The owner, Erick Calderon, met the architects — Jesse Hager, AIA, and Heather Rowell, Assoc. AIA — through his tile importing company, La Nova. They became friendly, and when Calderon purchased a vacant lot off of Navigation Boulevard just east of downtown, where he planned to build his ideal abode, he called on Content.
Tile importing is his business, but Calderon’s passions are diverse. He wanted his new house to be the perfect place in which to explore them. His first love at the time Content began its design process was racing and fixing BMW 2-Series cars. He envisioned an ideal space where he and his buddies could work on their vehicles both indoors and outdoors. He imagined being able to park at least five BMWs on the property, in various states of repair, at any given time. It was to be, in the words of one wry observer during a recent site visit, his “bro hangout.”
Calderon’s other passion is art. His organization, Light Art Interactive, develops “products and projects that explore how humans interact with color and light,” according to the website. He needed a studio space where he could build and program his creations, which include color-changing lamps and sculptures that interact with sound and other environmental factors, but also flower vases and objets d’art he calls Up Blocks — chromatic compositions of hand-painted, 3-D printed blocks.
Calderon needed all of this on a tight budget.

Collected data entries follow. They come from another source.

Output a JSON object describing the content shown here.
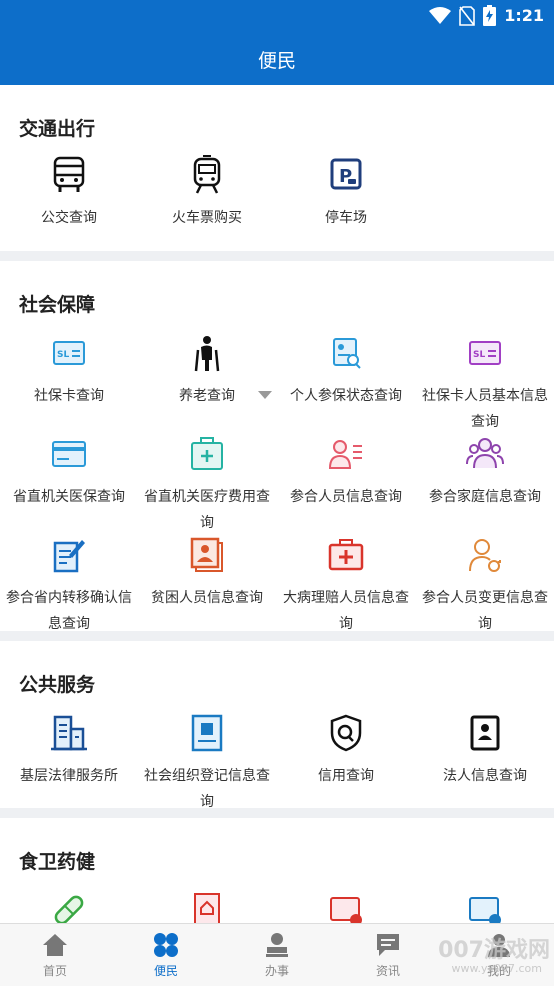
{
  "status": {
    "time": "1:21"
  },
  "title": "便民",
  "sections": {
    "traffic": {
      "title": "交通出行",
      "items": [
        "公交查询",
        "火车票购买",
        "停车场"
      ]
    },
    "social": {
      "title": "社会保障",
      "items": [
        "社保卡查询",
        "养老查询",
        "个人参保状态查询",
        "社保卡人员基本信息查询",
        "省直机关医保查询",
        "省直机关医疗费用查询",
        "参合人员信息查询",
        "参合家庭信息查询",
        "参合省内转移确认信息查询",
        "贫困人员信息查询",
        "大病理赔人员信息查询",
        "参合人员变更信息查询"
      ]
    },
    "public": {
      "title": "公共服务",
      "items": [
        "基层法律服务所",
        "社会组织登记信息查询",
        "信用查询",
        "法人信息查询"
      ]
    },
    "food": {
      "title": "食卫药健"
    }
  },
  "tabs": [
    "首页",
    "便民",
    "办事",
    "资讯",
    "我的"
  ],
  "watermark": {
    "brand": "007游戏网",
    "url": "www.yx007.com"
  },
  "colors": {
    "primary": "#0d6ec9",
    "background": "#eef0f3"
  }
}
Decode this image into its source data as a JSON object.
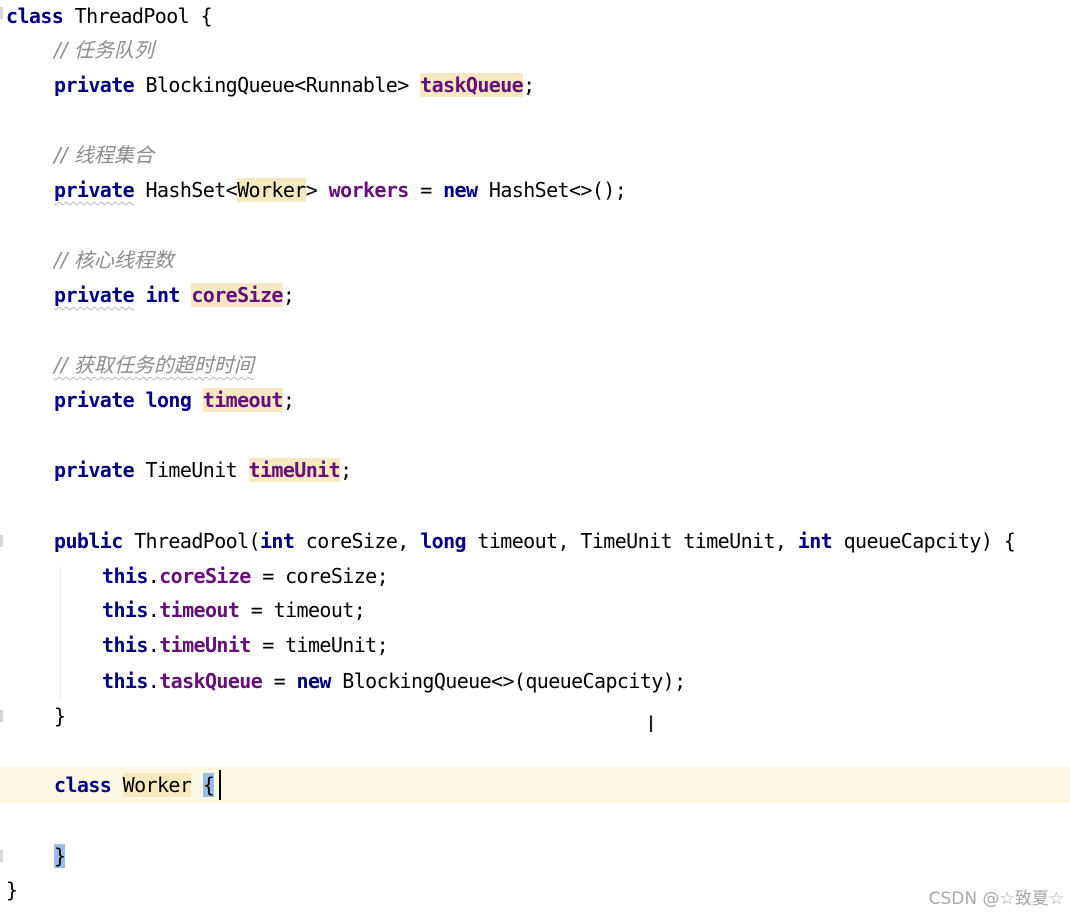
{
  "editor": {
    "lines": {
      "l1": {
        "kw": "class",
        "name": "ThreadPool",
        "brace": "{"
      },
      "l2": {
        "comment": "// 任务队列"
      },
      "l3": {
        "kw": "private",
        "type": "BlockingQueue<Runnable>",
        "field": "taskQueue",
        "semi": ";"
      },
      "l5": {
        "comment": "// 线程集合"
      },
      "l6": {
        "kw": "private",
        "type_a": "HashSet<",
        "type_b": "Worker",
        "type_c": ">",
        "field": "workers",
        "op": "=",
        "kw_new": "new",
        "expr": "HashSet<>();"
      },
      "l8": {
        "comment": "// 核心线程数"
      },
      "l9": {
        "kw": "private",
        "kw2": "int",
        "field": "coreSize",
        "semi": ";"
      },
      "l11": {
        "comment": "// 获取任务的超时时间"
      },
      "l12": {
        "kw": "private",
        "kw2": "long",
        "field": "timeout",
        "semi": ";"
      },
      "l14": {
        "kw": "private",
        "type": "TimeUnit",
        "field": "timeUnit",
        "semi": ";"
      },
      "l16": {
        "kw": "public",
        "name": "ThreadPool(",
        "kw_int": "int",
        "p1": "coreSize,",
        "kw_long": "long",
        "p2": "timeout,",
        "p3": "TimeUnit timeUnit,",
        "kw_int2": "int",
        "p4": "queueCapcity) {"
      },
      "l17": {
        "kw": "this",
        "dot": ".",
        "field": "coreSize",
        "rest": " = coreSize;"
      },
      "l18": {
        "kw": "this",
        "dot": ".",
        "field": "timeout",
        "rest": " = timeout;"
      },
      "l19": {
        "kw": "this",
        "dot": ".",
        "field": "timeUnit",
        "rest": " = timeUnit;"
      },
      "l20": {
        "kw": "this",
        "dot": ".",
        "field": "taskQueue",
        "rest": " = ",
        "kw_new": "new",
        "expr": " BlockingQueue<>(queueCapcity);"
      },
      "l21": {
        "brace": "}"
      },
      "l23": {
        "kw": "class",
        "name": "Worker",
        "brace": "{"
      },
      "l25": {
        "brace": "}"
      },
      "l26": {
        "brace": "}"
      }
    }
  },
  "mouse_cursor": "I",
  "watermark": "CSDN @☆致夏☆",
  "colors": {
    "keyword": "#000080",
    "field": "#660e7a",
    "comment": "#8c8c8c",
    "usage_highlight": "#f6e8c1",
    "brace_match": "#99bde8",
    "caret_row": "#fdf8e4"
  }
}
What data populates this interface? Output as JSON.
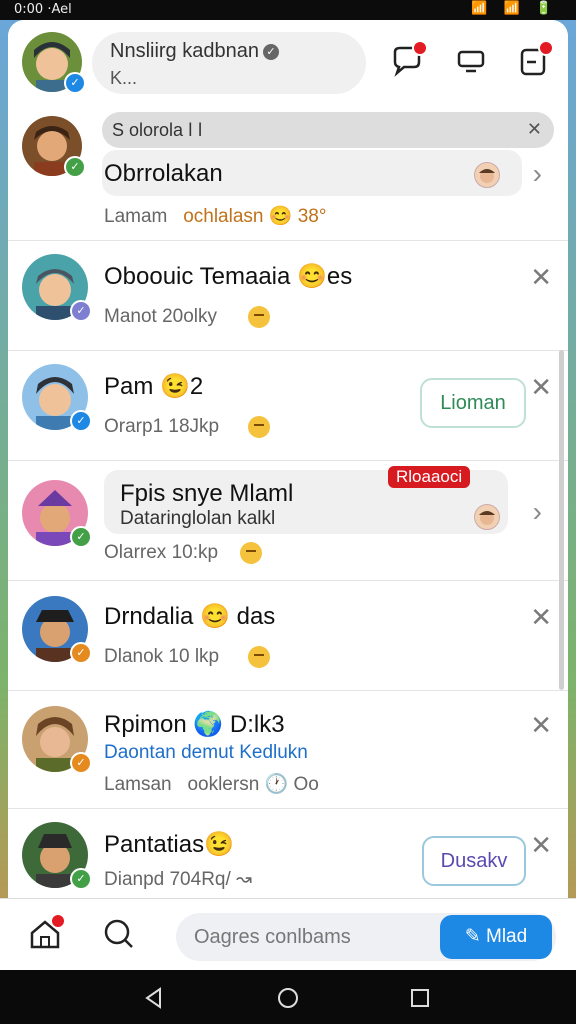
{
  "status_bar": {
    "time": "0:00 ·Ael",
    "icons": "📶 📶 🔋"
  },
  "header": {
    "name": "Nnsliirg kadbnan",
    "subtitle": "K..."
  },
  "header_icons": [
    "chat-bubble-icon",
    "screen-share-icon",
    "notification-icon"
  ],
  "search": {
    "value": "S olorola ǀ ǀ",
    "clear": "✕"
  },
  "conversations": [
    {
      "name": "Obrrolakan",
      "meta_left": "Lamam",
      "meta_right": "ochlalasn 😊 38°",
      "action": "chevron"
    },
    {
      "name": "Oboouic Temaaia 😊es",
      "meta": "Manot 20olky",
      "action": "close"
    },
    {
      "name": "Pam 😉2",
      "meta": "Orarp1 18Jkp",
      "action": "close",
      "button": "Lioman"
    },
    {
      "name": "Fpis snye Mlaml",
      "subline": "Dataringlolan kalkl",
      "meta": "Olarrex 10:kp",
      "tag": "Rloaaoci",
      "action": "chevron"
    },
    {
      "name": "Drndalia 😊 das",
      "meta": "Dlanok 10 lkp",
      "action": "close"
    },
    {
      "name": "Rpimon 🌍 D:lk3",
      "subline": "Daontan demut Kedlukn",
      "meta_left": "Lamsan",
      "meta_right": "ooklersn 🕐 Oo",
      "action": "close"
    },
    {
      "name": "Pantatias😉",
      "meta": "Dianpd 704Rq/ ↝",
      "action": "close",
      "button": "Dusakv"
    }
  ],
  "bottom": {
    "input_placeholder": "Oagres conlbams",
    "send_label": "Mlad"
  },
  "colors": {
    "accent_blue": "#1e88e5",
    "badge_green": "#43a047",
    "notif_red": "#e31b23"
  }
}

Content got to work producing a variety of schemes, some of them quite conventional, before arriving at an idea that stuck. The site is a 50-ft-wide by 100-ft-deep lot in a residential neighborhood near an industrial zone of metal buildings. Responding to the industrial context, the team designed a 1,600-sf steel-structured, metal building (1,300-sf inside the frame). They oriented the rectangular volume along the length of the site and lifted it on stilts with all of the living spaces — bedroom, studio, combined kitchen/living room — on the upper level. The ground level has a large, covered patio, where cars can be parked and worked on away from Houston’s frequent rain showers, and a more conventional two-car garage with a partial double-height ceiling reaching into the upper level — high enough to accommodate a hydraulic automobile lift. Between the garage and the patio is a flat-roofed CMU stair tower that rises above the single-slope roof of the elevated metal building.
The only air-conditioned spaces in the house are the living areas on the second floor; the garage and the stair tower are naturally ventilated.
The roof of the tower is lifted; its walls are punctured with rectangular openings — offering some small-scale Piranesi-like views — and, in the initial concept, the rollup door of the garage featured perforations, allowing natural ventilation of these spaces courtesy of the chimney effect. The lifted tower roof also admits daylight, making what could have been a static, claustrophobic cell into a dynamic environment activated by exterior conditions. “It’s not what everyone would want, but Erick likes being able to step out into this space and experience the weather,” says Hager.
Inside, the architectural approach is minimal, economical. The flooring is 4-ft-by-4-ft dark gray tiles — supplied by Nova, of course. The walls are white-painted sheetrock. The ceiling follows the slope of the roof in the master bedroom and living room, but elsewhere the architects dropped flat ceilings of various heights relative to the size of the room. The ceiling of the studio/guest room is 10-ft-high, in the utility room and bathrooms they are 9-ft-high, and at the entry it’s 8-ft-high. The deep cutouts of the windows are splayed to frame views of surrounding landmarks: a tree on the corner, the plaza on Navigation, Minute Maid Park and the downtown skyline.
The bedroom is directly above the garage. It has an interior window that allows Calderon to gaze at his autos without leaving the comforts of his chamber — or what was to be his chamber. Halfway through construction, he met a girl at the Coachella Valley Music and Arts Festival, fell in love, and married her. The appearance on the scene of Mara McCumber Calderon, and the baby that she is soon to birth, had its effect on the “bro hangout” and Calderon’s lifestyle. Gone for the expectant family man are the days of racing and all-night light-experience programming sessions. Here are the days of domesticity. The bedroom closet had to be increased in size to accommodate Mara’s clothes, eating up space that would have accommodated the hydraulic car lift. A bathtub was added to the spare bathroom. And the studio, which, as of this writing, is still home to two MakerBot 3-D printers, is soon to be the baby’s room.
Casa Lobo (a name chosen by Calderon) is indeed eccentric. Who knows how long it will last? As is, it embodies the awkward transition period between man-child and grownup. Who will the Calderons be in five years? Whoever they are, Content will be able to find an architectural expression for them: “We pride ourselves in the diversity of our work,” says Hager. “They’re all different. We don’t have a signature style. We never know where we’re going to end up when we start.”
Aaron Seward is editor of Texas Architect.